天才贋作師・ベルトラッキのニセモノ? 数千万円の所蔵絵画に疑い…フェイク作品の法的問題とは

AI要約

徳島と高知の県立美術館で所蔵されている絵画の中に贋作の疑いが相次いで見つかり、展示中止や調査が行われている。

ベルトラッキ氏が贋作を手がけた作品が疑われており、科学的な調査が進められている。

贋作師であるベルトラッキ氏は以前逮捕された経歴があり、自作を認めていると報じられている。

天才贋作師・ベルトラッキのニセモノ? 数千万円の所蔵絵画に疑い…フェイク作品の法的問題とは

徳島と高知の県立美術館で所蔵されている絵画の中に「贋作」(模倣された偽物)の疑いがある作品が相次いで見つかり、大きな騒動となっている。はたして贋作は法的にどのような問題があるのだろうか。

徳島県立近代美術館は7月12日、フランスの画家、ジャン・メッツァンジェの「自転車乗り」として所蔵してきた作品について、真贋に疑義が生じたとして、7月27日から開催の展示会での展示を取りやめると発表した。

美術館によると、この作品は、1999年に6720万円で購入したもの。今年6月、ドイツのヴォルフファング・ベルトラッキ氏の贋作である疑いがあると、県外の美術関係者から情報が寄せられたという。ベルトラッキ氏は世界的に有名な贋作師とされる。

美術館は現在、作品の納入先や作品総目録の編集先に問い合わせており、さらに絵の具の成分の分析など「科学的な調査」の手配をすすめている。弁護士ドットコムニュースの取材に対して、その結果が出るまで2~3カ月かかる見通しだとしている。

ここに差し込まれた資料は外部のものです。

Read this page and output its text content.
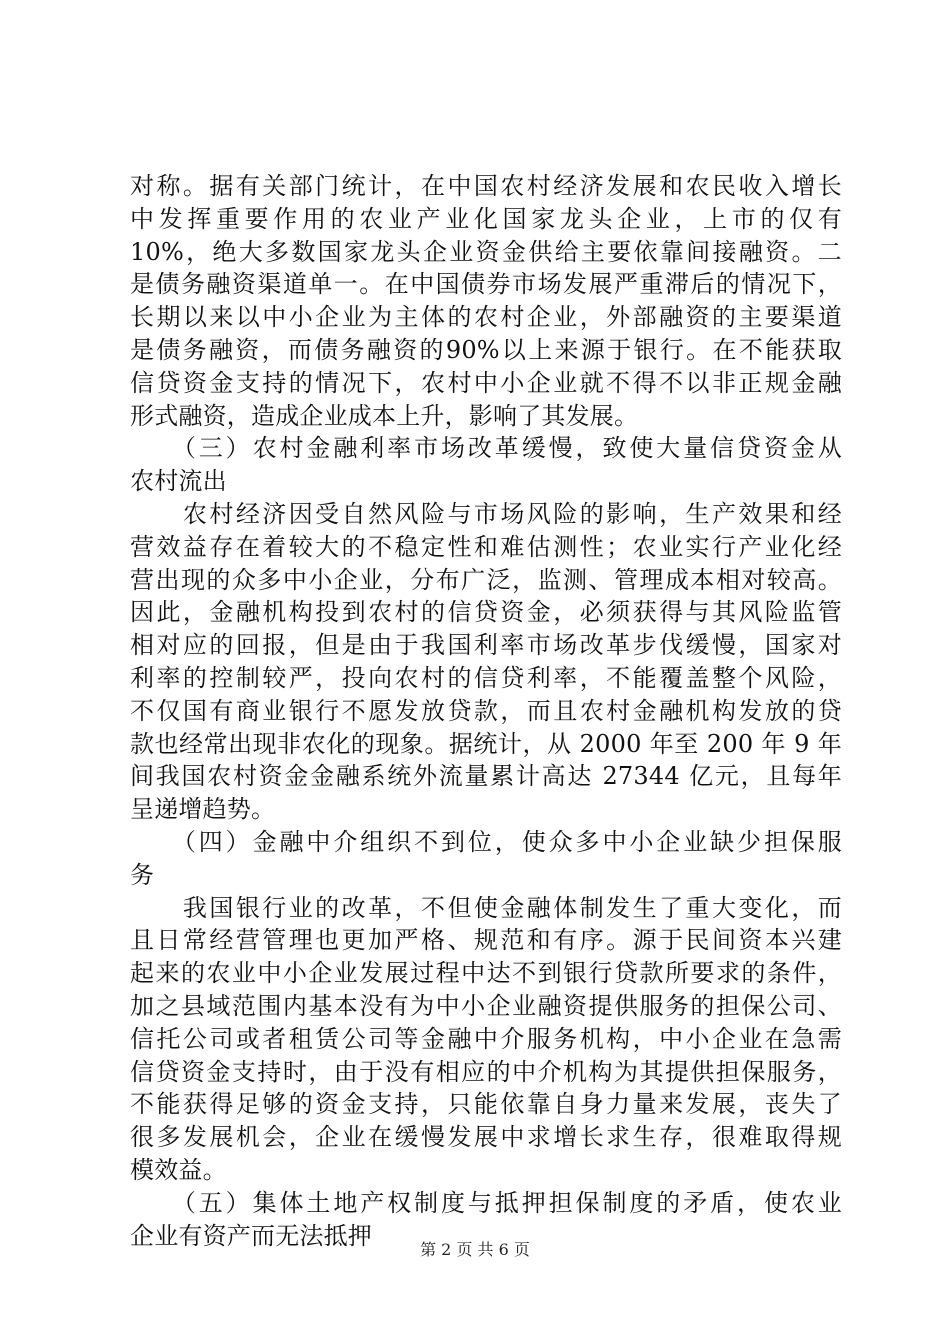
对称。据有关部门统计，在中国农村经济发展和农民收入增长
中发挥重要作用的农业产业化国家龙头企业，上市的仅有
10%，绝大多数国家龙头企业资金供给主要依靠间接融资。二
是债务融资渠道单一。在中国债券市场发展严重滞后的情况下，
长期以来以中小企业为主体的农村企业，外部融资的主要渠道
是债务融资，而债务融资的90%以上来源于银行。在不能获取
信贷资金支持的情况下，农村中小企业就不得不以非正规金融
形式融资，造成企业成本上升，影响了其发展。
　　（三）农村金融利率市场改革缓慢，致使大量信贷资金从
农村流出
　　农村经济因受自然风险与市场风险的影响，生产效果和经
营效益存在着较大的不稳定性和难估测性；农业实行产业化经
营出现的众多中小企业，分布广泛，监测、管理成本相对较高。
因此，金融机构投到农村的信贷资金，必须获得与其风险监管
相对应的回报，但是由于我国利率市场改革步伐缓慢，国家对
利率的控制较严，投向农村的信贷利率，不能覆盖整个风险，
不仅国有商业银行不愿发放贷款，而且农村金融机构发放的贷
款也经常出现非农化的现象。据统计，从 2000 年至 200 年 9 年
间我国农村资金金融系统外流量累计高达 27344 亿元，且每年
呈递增趋势。
　　（四）金融中介组织不到位，使众多中小企业缺少担保服
务
　　我国银行业的改革，不但使金融体制发生了重大变化，而
且日常经营管理也更加严格、规范和有序。源于民间资本兴建
起来的农业中小企业发展过程中达不到银行贷款所要求的条件，
加之县域范围内基本没有为中小企业融资提供服务的担保公司、
信托公司或者租赁公司等金融中介服务机构，中小企业在急需
信贷资金支持时，由于没有相应的中介机构为其提供担保服务，
不能获得足够的资金支持，只能依靠自身力量来发展，丧失了
很多发展机会，企业在缓慢发展中求增长求生存，很难取得规
模效益。
　　（五）集体土地产权制度与抵押担保制度的矛盾，使农业
企业有资产而无法抵押	第 2 页 共 6 页
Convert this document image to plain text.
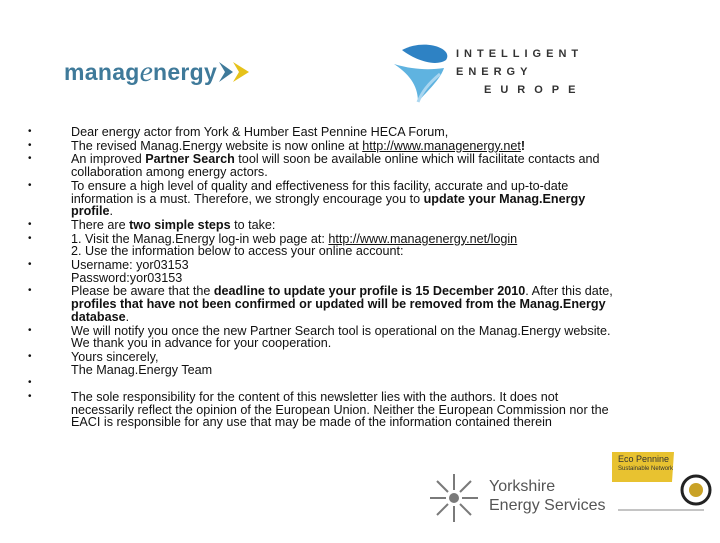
manag e nergy
INTELLIGENT
ENERGY
EUROPE
•	Dear energy actor from York & Humber East Pennine HECA Forum,
•	The revised Manag.Energy website is now online at http://www.managenergy.net!
•	An improved Partner Search tool will soon be available online which will facilitate contacts and
collaboration among energy actors.
•	To ensure a high level of quality and effectiveness for this facility, accurate and up-to-date
information is a must. Therefore, we strongly encourage you to update your Manag.Energy
profile.
•	There are two simple steps to take:
•	1. Visit the Manag.Energy log-in web page at: http://www.managenergy.net/login
2. Use the information below to access your online account:
•	Username: yor03153
Password:yor03153
•	Please be aware that the deadline to update your profile is 15 December 2010. After this date,
profiles that have not been confirmed or updated will be removed from the Manag.Energy
database.
•	We will notify you once the new Partner Search tool is operational on the Manag.Energy website.
We thank you in advance for your cooperation.
•	Yours sincerely,
The Manag.Energy Team
•
•	The sole responsibility for the content of this newsletter lies with the authors. It does not
necessarily reflect the opinion of the European Union. Neither the European Commission nor the
EACI is responsible for any use that may be made of the information contained therein
Yorkshire
Energy Services
Eco Pennine
Sustainable Network
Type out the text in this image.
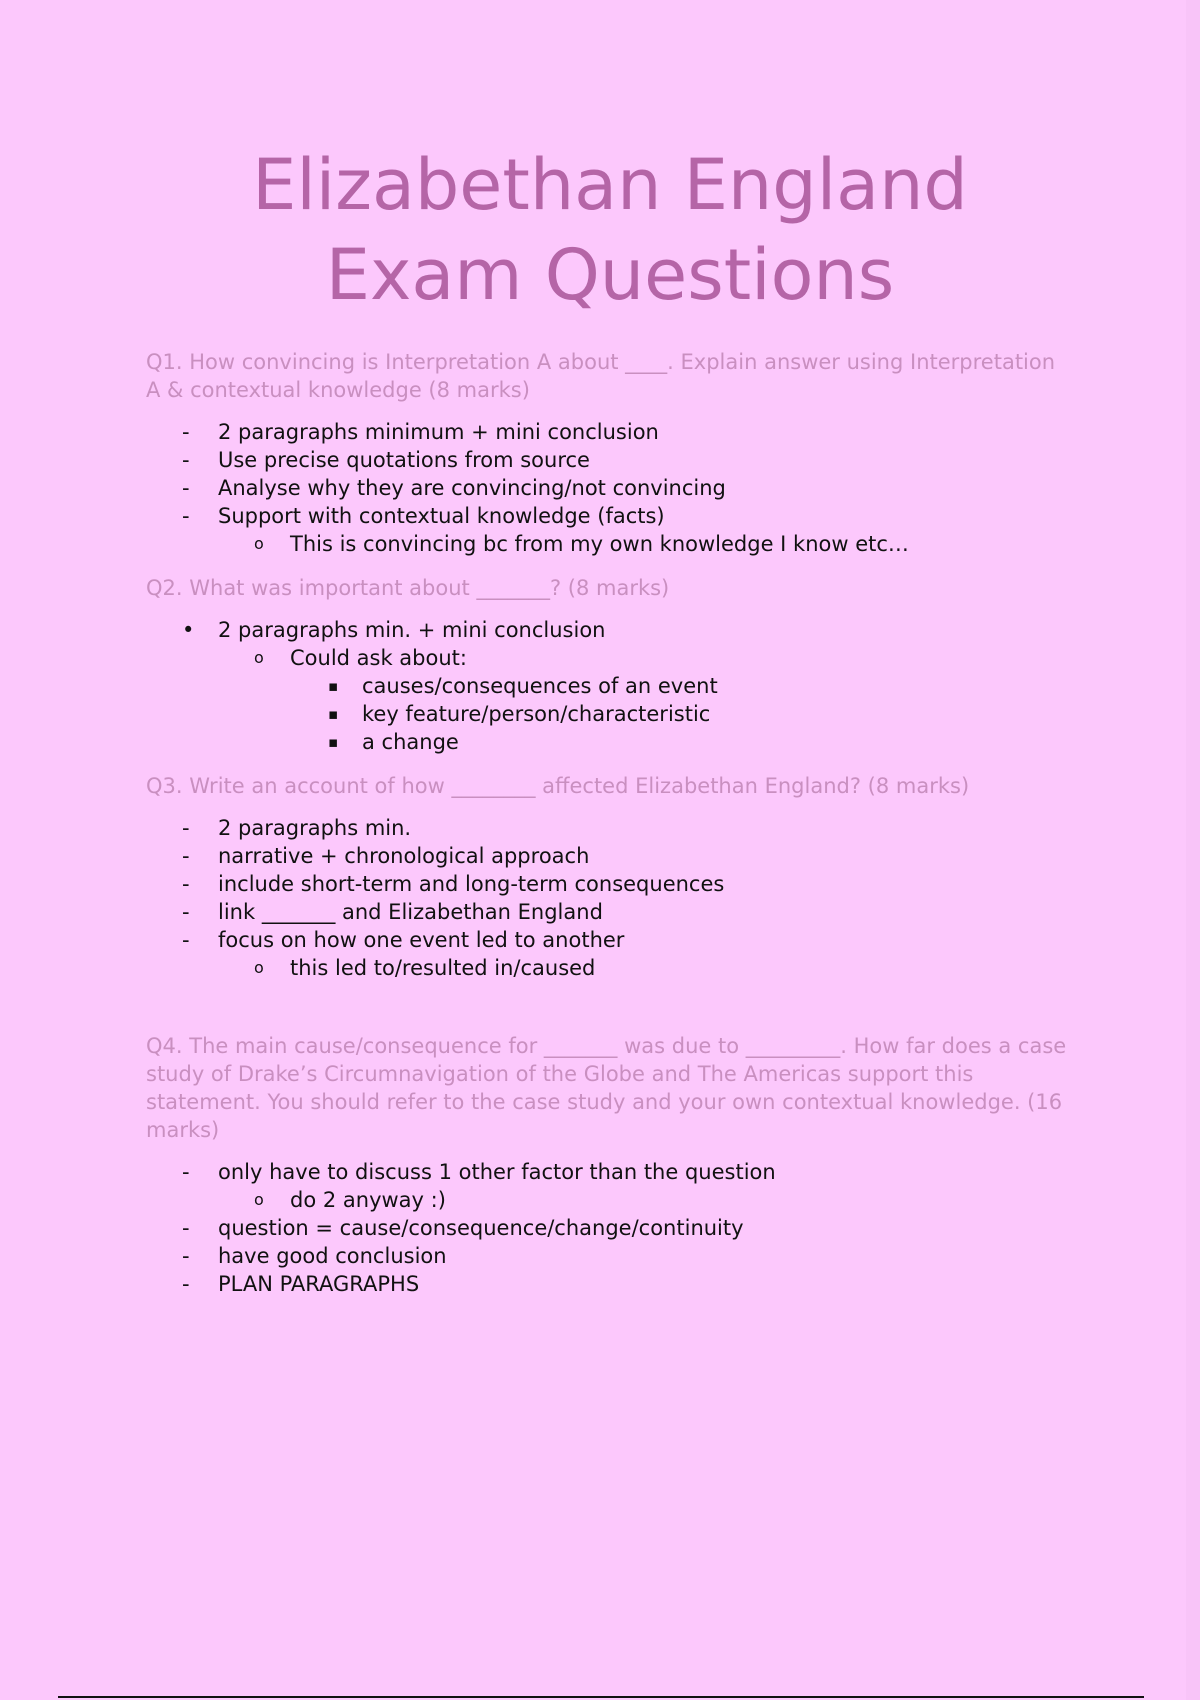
Elizabethan England
Exam Questions

Q1. How convincing is Interpretation A about ____. Explain answer using Interpretation A & contextual knowledge (8 marks)

- 2 paragraphs minimum + mini conclusion
- Use precise quotations from source
- Analyse why they are convincing/not convincing
- Support with contextual knowledge (facts)
o This is convincing bc from my own knowledge I know etc…

Q2. What was important about _______? (8 marks)

• 2 paragraphs min. + mini conclusion
o Could ask about:
▪ causes/consequences of an event
▪ key feature/person/characteristic
▪ a change

Q3. Write an account of how ________ affected Elizabethan England? (8 marks)

- 2 paragraphs min.
- narrative + chronological approach
- include short-term and long-term consequences
- link _______ and Elizabethan England
- focus on how one event led to another
o this led to/resulted in/caused

Q4. The main cause/consequence for _______ was due to _________. How far does a case study of Drake’s Circumnavigation of the Globe and The Americas support this statement. You should refer to the case study and your own contextual knowledge. (16 marks)

- only have to discuss 1 other factor than the question
o do 2 anyway :)
- question = cause/consequence/change/continuity
- have good conclusion
- PLAN PARAGRAPHS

高知県立美術館も7月12日、ドイツの画家、ハインリヒ・カンペンドンクの「少女と白鳥」について真贋に疑義が生じたと明らかにした。ベルトラッキ氏の贋作である疑いがあり、今年6月、徳島県立近代美術館から連絡があったことで発覚した。

美術館によると、こちらも調査を進めており、秋ごろに結果が出る予定だ。仮に「贋作」だとしても、ヨーロッパなどで贋作を集めた展覧会が開かれていることから、そのような展覧会に出品することも「やぶさかではない」としている。

高知県立美術館によると、ベルトラッキ氏は1951年生まれで、これまで数百点の絵画を贋作してきた。既存の有名な作品の模写ではなく、その画家のスタイルを真似て「オリジナル」の絵画を描くことを常としているという。

2010年、贋作が発覚して逮捕されて、懲役6年の有罪判決で収監されたが、減刑されて2015年に釈放されている。なお、NHKなどによると、ベルトラッキ氏は取材に応じて、問題になっている作品について「自分が描いた」などと認めたという。